This weekend I was catching up on articles about Argentina's economic future. While yahoo financial news and other sources hold pessimistic views, I was encouraged to see this somewhat optimistic analysis in the Financial Times.
Only able to read it on a subscription. Could you cut-and-paste a couple of pertinent passages?
I deleted after reading, and now they are paywalling me too. I'll find somebody who hasn't opened their one article this month, and ask for help --
I cannot access it, too.
While I was happy about the latest status change to emergent country, some leftist friends of mine wrote on Facebook that it means a further 'go ahead' to ransack the country to giant foreign corporations and companies. This very friend is always very negative and hostile to the current government, but has a solid economy foundation (which I don't).
I cannot fathom so big negativity when before we had Cristina. I am not a Macri fan but what is the alternative? If it was what we all know, nothing can be worse than that.
A revamped central bank, the recovery of Argentina’s status as an emerging market and the arrival of a financial rescue package from the International Monetary Fund this week staunched a run on one of the world’s worst performing currencies.
The peso appreciated 2 per cent this week, after losing more than a third of its value against the dollar this year as one of the emerging markets that was worst hit by a strengthening dollar and rising interest rates in the US.
Whether or not this is a turning point for the peso is far from clear. Global conditions remain challenging for emerging markets, with a trade war brewing between the US and China, and few signs of the dollar rally ending in the short term.
“We’re not out of the woods yet,” says Jorge Mariscal, chief investment officer for emerging markets at UBS Global Wealth Management. “There are a number of things that are specific to Argentina that are going well, but whether that is enough [to ensure stability] depends on a bit of luck and the external environment.”
The IMF’s disbursement of $15bn for Argentina on Wednesday is expected to take pressure off the peso, while the country’s promotion on the same day from frontier to emerging market by the benchmark MSCI stock index is due to attract fresh inflows of at least $2.5bn into Argentine equities.

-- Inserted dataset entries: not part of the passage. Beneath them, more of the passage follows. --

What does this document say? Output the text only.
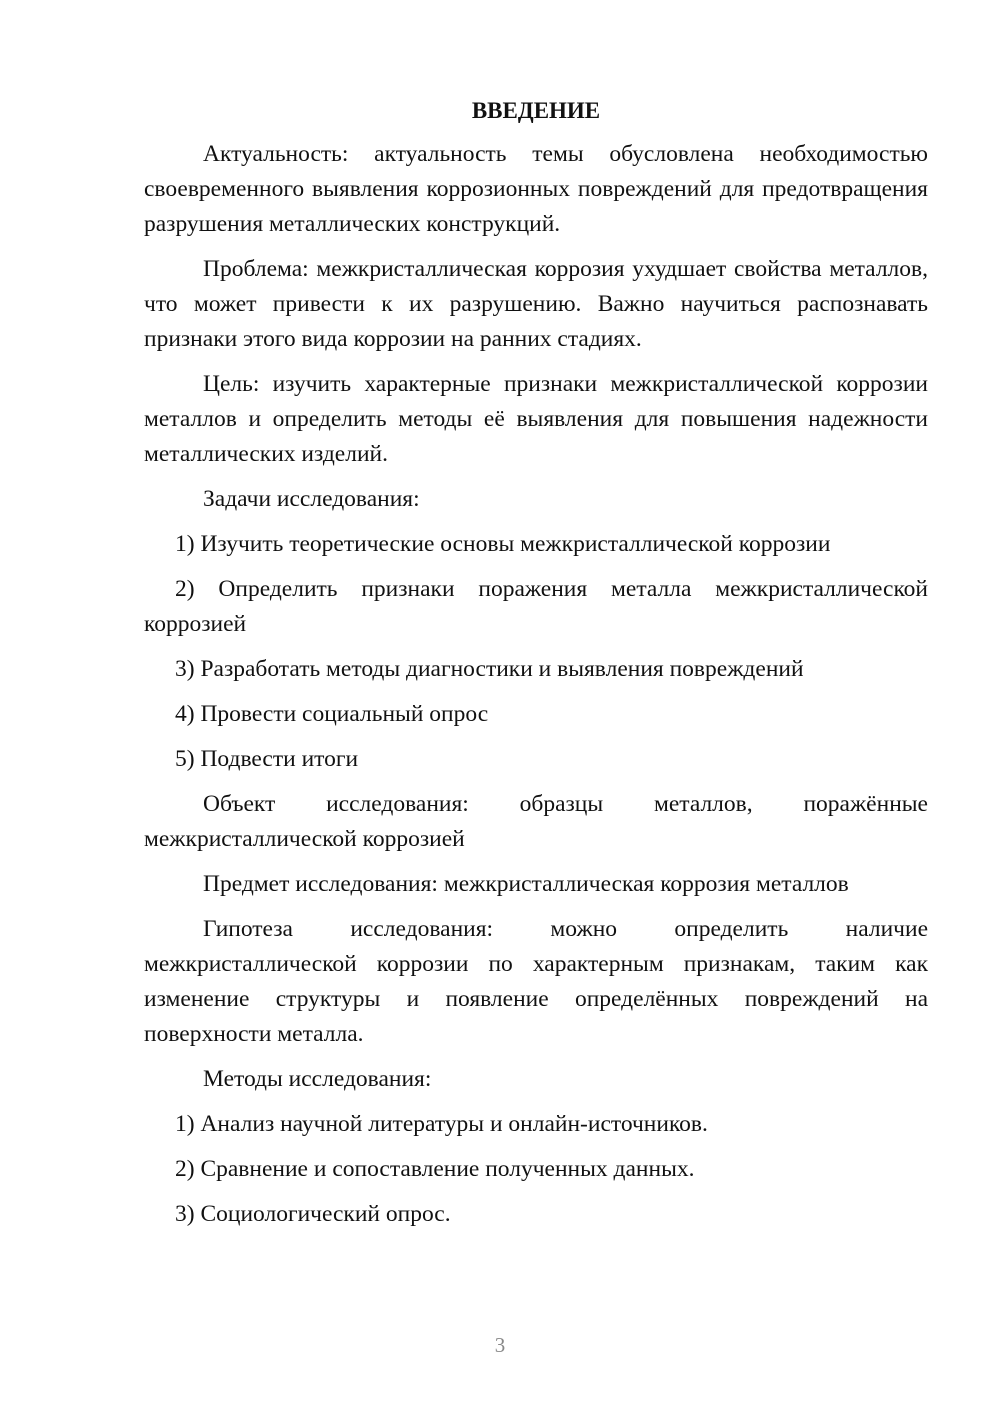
ВВЕДЕНИЕ

Актуальность: актуальность темы обусловлена необходимостью своевременного выявления коррозионных повреждений для предотвращения разрушения металлических конструкций.

Проблема: межкристаллическая коррозия ухудшает свойства металлов, что может привести к их разрушению. Важно научиться распознавать признаки этого вида коррозии на ранних стадиях.

Цель: изучить характерные признаки межкристаллической коррозии металлов и определить методы её выявления для повышения надежности металлических изделий.

Задачи исследования:

1) Изучить теоретические основы межкристаллической коррозии

2) Определить признаки поражения металла межкристаллической коррозией

3) Разработать методы диагностики и выявления повреждений

4) Провести социальный опрос

5) Подвести итоги

Объект исследования: образцы металлов, поражённые межкристаллической коррозией

Предмет исследования: межкристаллическая коррозия металлов

Гипотеза исследования: можно определить наличие межкристаллической коррозии по характерным признакам, таким как изменение структуры и появление определённых повреждений на поверхности металла.

Методы исследования:

1) Анализ научной литературы и онлайн-источников.

2) Сравнение и сопоставление полученных данных.

3) Социологический опрос.

3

Meanwhile, markets welcomed the appointment of Luis Caputo, a former trader who became finance minister last year, as the new head of the central bank, after his predecessor Federico Sturzenegger admitted to losing credibility among investors in his resignation letter to the president. “Having Caputo manage the [peso] is a very smart move,” says Diego Ferro, portfolio manager at Greylock Capital.

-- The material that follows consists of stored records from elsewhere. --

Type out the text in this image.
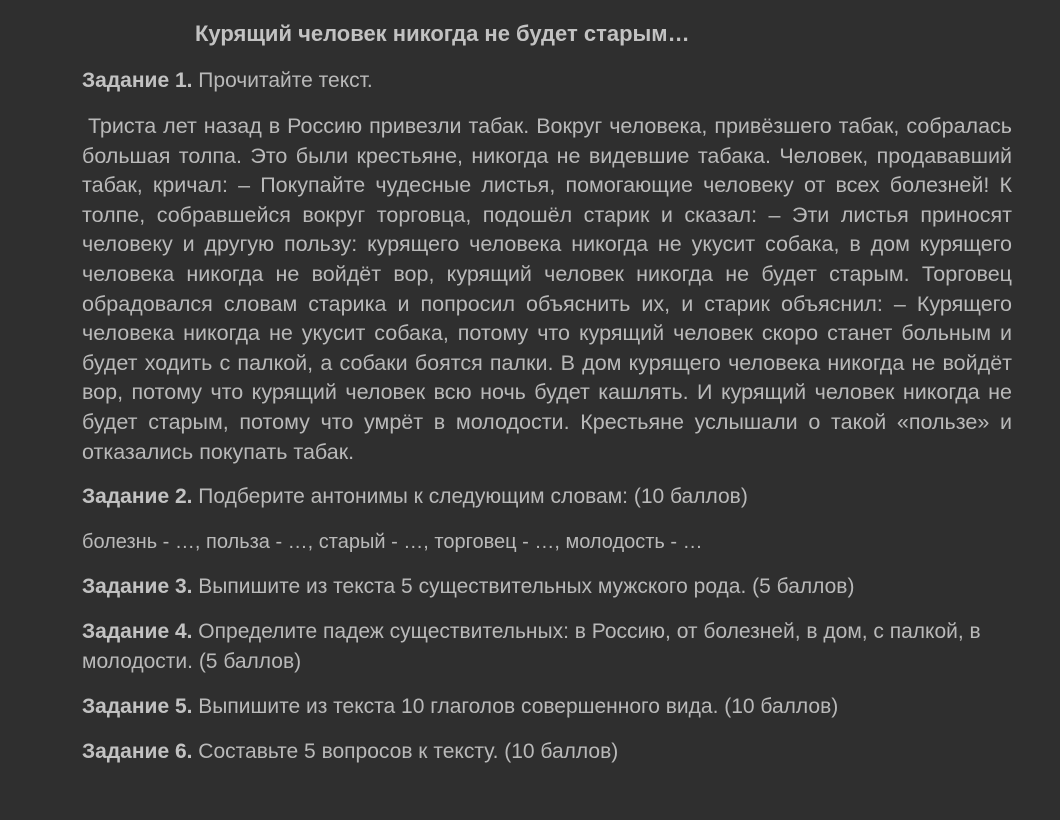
Курящий человек никогда не будет старым…

Задание 1. Прочитайте текст.

Триста лет назад в Россию привезли табак. Вокруг человека, привёзшего табак, собралась большая толпа. Это были крестьяне, никогда не видевшие табака. Человек, продававший табак, кричал: – Покупайте чудесные листья, помогающие человеку от всех болезней! К толпе, собравшейся вокруг торговца, подошёл старик и сказал: – Эти листья приносят человеку и другую пользу: курящего человека никогда не укусит собака, в дом курящего человека никогда не войдёт вор, курящий человек никогда не будет старым. Торговец обрадовался словам старика и попросил объяснить их, и старик объяснил: – Курящего человека никогда не укусит собака, потому что курящий человек скоро станет больным и будет ходить с палкой, а собаки боятся палки. В дом курящего человека никогда не войдёт вор, потому что курящий человек всю ночь будет кашлять. И курящий человек никогда не будет старым, потому что умрёт в молодости. Крестьяне услышали о такой «пользе» и отказались покупать табак.

Задание 2. Подберите антонимы к следующим словам: (10 баллов)

болезнь - …, польза - …, старый - …, торговец - …, молодость - …

Задание 3. Выпишите из текста 5 существительных мужского рода. (5 баллов)

Задание 4. Определите падеж существительных: в Россию, от болезней, в дом, с палкой, в молодости. (5 баллов)

Задание 5. Выпишите из текста 10 глаголов совершенного вида. (10 баллов)

Задание 6. Составьте 5 вопросов к тексту. (10 баллов)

Argentina’s response to the rout of the peso — which included jacking up interest rates to 40 per cent and seeking help from the IMF — so far seems to be helping to restore investors’ confidence that the centre-right President Mauricio Macri’s economic reform programme is back on track, after some were beginning to fear he was losing his way.

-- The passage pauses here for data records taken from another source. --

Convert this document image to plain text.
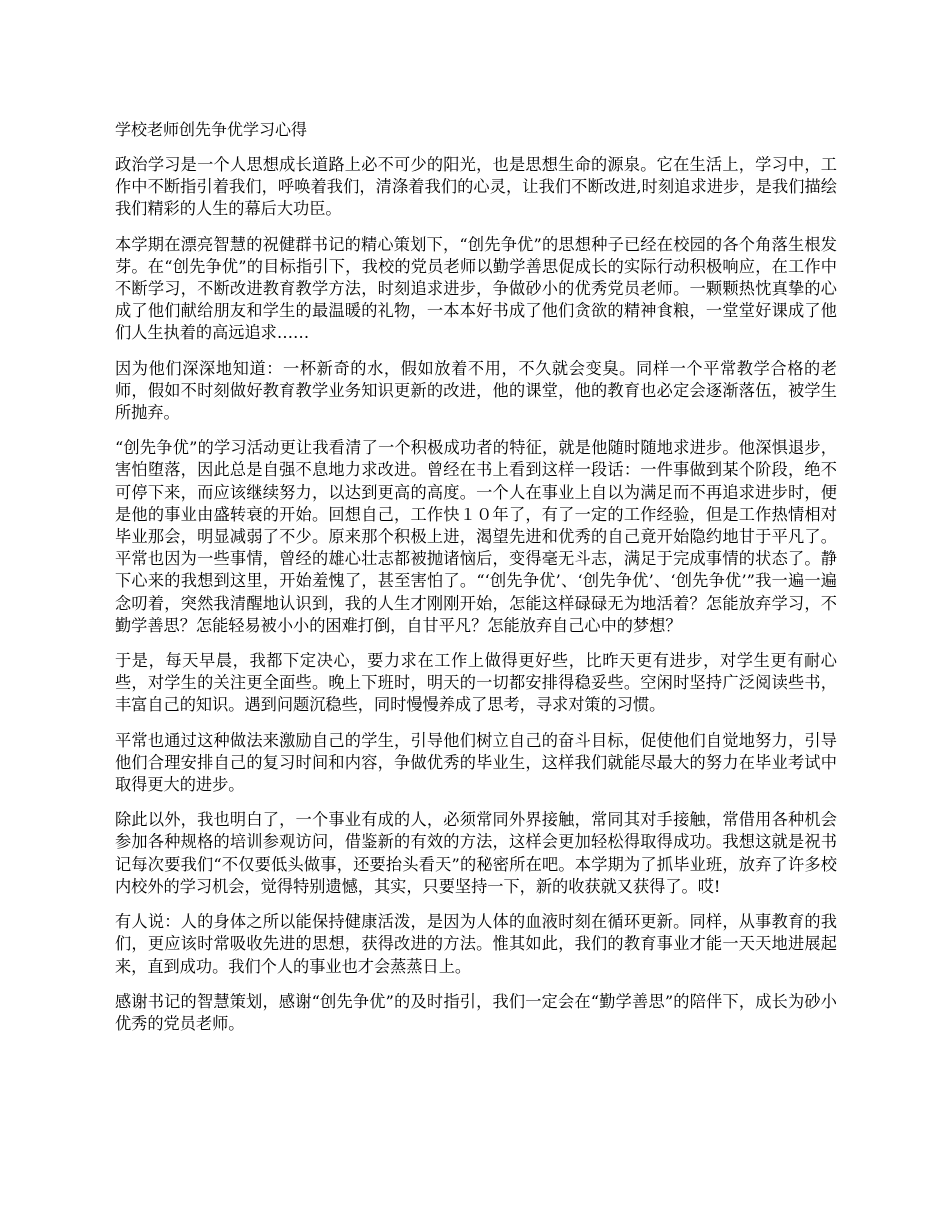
学校老师创先争优学习心得

政治学习是一个人思想成长道路上必不可少的阳光，也是思想生命的源泉。它在生活上，学习中，工作中不断指引着我们，呼唤着我们，清涤着我们的心灵，让我们不断改进,时刻追求进步，是我们描绘我们精彩的人生的幕后大功臣。

本学期在漂亮智慧的祝健群书记的精心策划下，“创先争优”的思想种子已经在校园的各个角落生根发芽。在“创先争优”的目标指引下，我校的党员老师以勤学善思促成长的实际行动积极响应，在工作中不断学习，不断改进教育教学方法，时刻追求进步，争做砂小的优秀党员老师。一颗颗热忱真挚的心成了他们献给朋友和学生的最温暖的礼物，一本本好书成了他们贪欲的精神食粮，一堂堂好课成了他们人生执着的高远追求……

因为他们深深地知道：一杯新奇的水，假如放着不用，不久就会变臭。同样一个平常教学合格的老师，假如不时刻做好教育教学业务知识更新的改进，他的课堂，他的教育也必定会逐渐落伍，被学生所抛弃。

“创先争优”的学习活动更让我看清了一个积极成功者的特征，就是他随时随地求进步。他深惧退步，害怕堕落，因此总是自强不息地力求改进。曾经在书上看到这样一段话：一件事做到某个阶段，绝不可停下来，而应该继续努力，以达到更高的高度。一个人在事业上自以为满足而不再追求进步时，便是他的事业由盛转衰的开始。回想自己，工作快１０年了，有了一定的工作经验，但是工作热情相对毕业那会，明显减弱了不少。原来那个积极上进，渴望先进和优秀的自己竟开始隐约地甘于平凡了。平常也因为一些事情，曾经的雄心壮志都被抛诸恼后，变得毫无斗志，满足于完成事情的状态了。静下心来的我想到这里，开始羞愧了，甚至害怕了。“‘创先争优’、‘创先争优’、‘创先争优’”我一遍一遍念叨着，突然我清醒地认识到，我的人生才刚刚开始，怎能这样碌碌无为地活着？怎能放弃学习，不勤学善思？怎能轻易被小小的困难打倒，自甘平凡？怎能放弃自己心中的梦想？

于是，每天早晨，我都下定决心，要力求在工作上做得更好些，比昨天更有进步，对学生更有耐心些，对学生的关注更全面些。晚上下班时，明天的一切都安排得稳妥些。空闲时坚持广泛阅读些书，丰富自己的知识。遇到问题沉稳些，同时慢慢养成了思考，寻求对策的习惯。

平常也通过这种做法来激励自己的学生，引导他们树立自己的奋斗目标，促使他们自觉地努力，引导他们合理安排自己的复习时间和内容，争做优秀的毕业生，这样我们就能尽最大的努力在毕业考试中取得更大的进步。

除此以外，我也明白了，一个事业有成的人，必须常同外界接触，常同其对手接触，常借用各种机会参加各种规格的培训参观访问，借鉴新的有效的方法，这样会更加轻松得取得成功。我想这就是祝书记每次要我们“不仅要低头做事，还要抬头看天”的秘密所在吧。本学期为了抓毕业班，放弃了许多校内校外的学习机会，觉得特别遗憾，其实，只要坚持一下，新的收获就又获得了。哎!

有人说：人的身体之所以能保持健康活泼，是因为人体的血液时刻在循环更新。同样，从事教育的我们，更应该时常吸收先进的思想，获得改进的方法。惟其如此，我们的教育事业才能一天天地进展起来，直到成功。我们个人的事业也才会蒸蒸日上。

感谢书记的智慧策划，感谢“创先争优”的及时指引，我们一定会在“勤学善思”的陪伴下，成长为砂小优秀的党员老师。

Argentina wins back emerging market status from MSCI
“If you look at Argentina compared to other emerging markets like Turkey, Brazil or Mexico, of that bunch it has been the most proactive, and has had the most aggressive policy response,” says Brett Diment, head of emerging market debt at Aberdeen Standard Investments, who argues that interest rates need to remain high for a while.
In addition, Argentine equity and debt markets have been some of the worst performing in the world so far this year, leading some to argue that a lot of the bad news is already priced in. “If there are large price moves and a good policy response, it’s an opportunity to take some risk,” adds Mr Diment.
For Graham Stock, head of emerging markets research at BlueBay Asset Management, restoring confidence is the cure for the peso’s recent turbulence. “If the IMF package is successful in stabilising confidence then the peso will stabilise too,” he says, arguing that the key is whether Argentine households and corporates — more than foreign investors — feel that the peso is a reasonable store of value. “At 40 per cent interest rates it should be, but only if they are confident that the IMF programme will stick.”
The jumpiness of local investors is understandable. It would not be the first time that attempts by the IMF have failed to turn Argentina’s economy around. Many still recall the disastrous end to the multilateral lender’s last efforts to rescue Argentina’s economy with the 2001-02 financial crisis.
“It’s learned behaviour, and who can blame them? But I think this time is different, because you have a better economic team with the right prescription,” says Mr Stock.